All of the hundreds of different cell types it takes to make you, each doing dramatically different things, share the exact same cookbook—the same genome. It's like a massive four-star restaurant with every chef using a copy of The Joy of Cooking. Making all those cell types requires the genome to be dog-eared or tabbed—marking genes for reading or silencing.
Embryonic stem cells are made from a few dozen cells in an early embryo before all these markings have been made. Tricking these cells into dividing creates a stem-cell line made of billions of cells that can become any cell type in the body. Each year thousands of extra embryos are created for in-vitro fertilization, only to be destroyed with bleach and dumped down the drain when insurance stops paying for their storage. So why not use these excess embryos to make and then farm a bank of stem-cell lines—one to match every transplantation type? The president, with his towering moral compass, deemed this idea too evil to consider. As a result, scientists have been scrambling to discover an alternative way of making "embryonic" stem cells without destroying an embryo—allowing the saved embryos to be bleached and dumped down the drain, as God apparently desires.

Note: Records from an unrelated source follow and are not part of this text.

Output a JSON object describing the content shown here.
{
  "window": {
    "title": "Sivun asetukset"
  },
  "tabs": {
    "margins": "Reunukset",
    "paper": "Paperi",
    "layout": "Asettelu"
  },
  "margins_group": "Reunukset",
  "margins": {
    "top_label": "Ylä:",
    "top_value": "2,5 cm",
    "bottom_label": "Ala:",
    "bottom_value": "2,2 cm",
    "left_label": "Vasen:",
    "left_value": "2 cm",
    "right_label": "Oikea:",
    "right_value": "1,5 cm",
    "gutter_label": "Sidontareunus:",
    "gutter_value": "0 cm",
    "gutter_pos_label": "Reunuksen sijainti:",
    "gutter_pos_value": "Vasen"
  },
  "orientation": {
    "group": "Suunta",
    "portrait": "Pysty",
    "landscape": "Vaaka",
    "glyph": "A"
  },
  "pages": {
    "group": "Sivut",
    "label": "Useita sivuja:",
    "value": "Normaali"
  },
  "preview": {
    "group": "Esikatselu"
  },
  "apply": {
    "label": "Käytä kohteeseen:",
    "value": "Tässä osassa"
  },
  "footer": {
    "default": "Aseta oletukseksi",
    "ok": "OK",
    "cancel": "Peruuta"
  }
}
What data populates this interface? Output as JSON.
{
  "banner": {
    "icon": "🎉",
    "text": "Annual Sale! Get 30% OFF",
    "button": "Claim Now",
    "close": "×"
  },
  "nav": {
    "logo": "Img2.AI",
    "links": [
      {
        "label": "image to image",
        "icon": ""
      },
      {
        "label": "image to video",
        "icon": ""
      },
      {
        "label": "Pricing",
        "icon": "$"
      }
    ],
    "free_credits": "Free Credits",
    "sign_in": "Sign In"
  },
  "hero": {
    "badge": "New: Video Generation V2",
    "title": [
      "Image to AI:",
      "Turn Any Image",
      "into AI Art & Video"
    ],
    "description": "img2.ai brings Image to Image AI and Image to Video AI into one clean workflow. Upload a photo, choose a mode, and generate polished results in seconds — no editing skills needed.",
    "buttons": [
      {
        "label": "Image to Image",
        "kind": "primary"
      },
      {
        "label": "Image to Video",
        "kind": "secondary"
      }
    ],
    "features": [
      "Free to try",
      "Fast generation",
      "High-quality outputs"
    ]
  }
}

The Holy Grail is to "reprogram" an adult cell by somehow removing all the markings. We can do this with adult cells from a mouse. By putting the nucleus—the genome's home—of an adult cell in an unfertilized egg that has had its half-nucleus removed, the adult cell's genome can be wiped clean enough to make an embryonic stem cell line. Great! Except this technique can also be used for cloning, is horrifically inefficient, and requires a tremendous amount of unfertilized eggs—cells that are expensive to acquire, dangerous to collect, and incredibly delicate.

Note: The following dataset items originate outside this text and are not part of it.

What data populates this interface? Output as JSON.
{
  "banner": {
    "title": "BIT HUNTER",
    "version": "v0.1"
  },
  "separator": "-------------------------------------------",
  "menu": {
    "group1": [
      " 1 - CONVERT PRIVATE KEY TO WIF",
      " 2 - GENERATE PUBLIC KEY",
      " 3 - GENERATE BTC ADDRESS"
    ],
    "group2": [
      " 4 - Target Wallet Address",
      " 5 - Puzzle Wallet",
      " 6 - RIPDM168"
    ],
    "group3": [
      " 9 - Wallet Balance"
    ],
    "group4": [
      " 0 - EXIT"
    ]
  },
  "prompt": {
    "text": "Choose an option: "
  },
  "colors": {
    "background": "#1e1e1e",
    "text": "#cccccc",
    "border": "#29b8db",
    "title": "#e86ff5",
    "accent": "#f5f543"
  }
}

This brings us to three scientific papers that came out this month. Two groups—one in Japan, another at MIT—showed that adult mouse cells can become embryonic stem cell-like after adding four genes, two of which are known cancer-causing genes, and selecting for the rare cell where it worked. Great! Except, would you want cells with two added cancer-causing genes injected into you? The third paper described a way of re-using eggs from in-vitro fertilization that absolutely cannot become a baby—fertilized by two sperm, for example—to reprogram an adult cell's nuclei to be like embryonic stem cells. But will the reusing of doomed embryos still be too morally icky to be accepted?

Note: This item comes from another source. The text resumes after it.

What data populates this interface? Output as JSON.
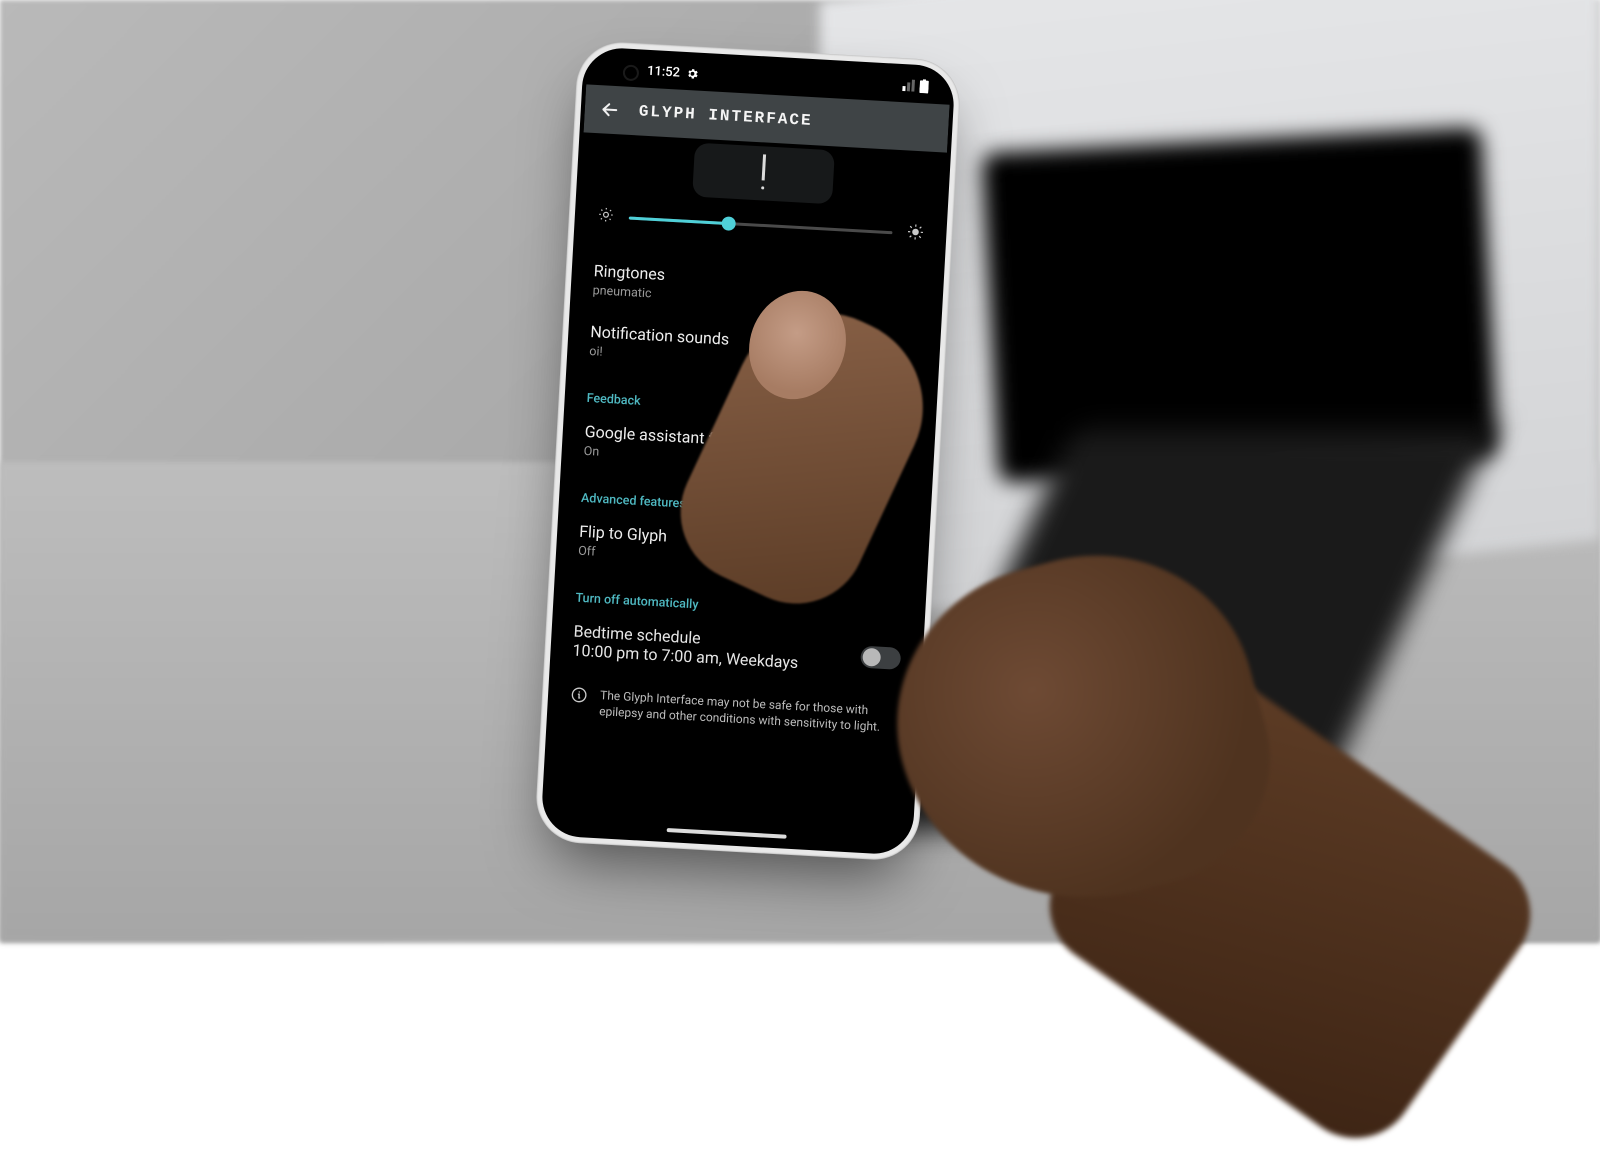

Most importantly, all of this promising work is in mice. Mice are not little people. It is not clear that adult human cells can be reprogrammed; there is only one hint in all the scientific literature. The tricks that work in mice have failed so far with human cells. Reprogramming human cells is a worthy goal, but we're not as close as you've been led to believe. Expect wild distortions of the mouse work in the future as the human embryonic stem-cell bills are vetoed repeatedly.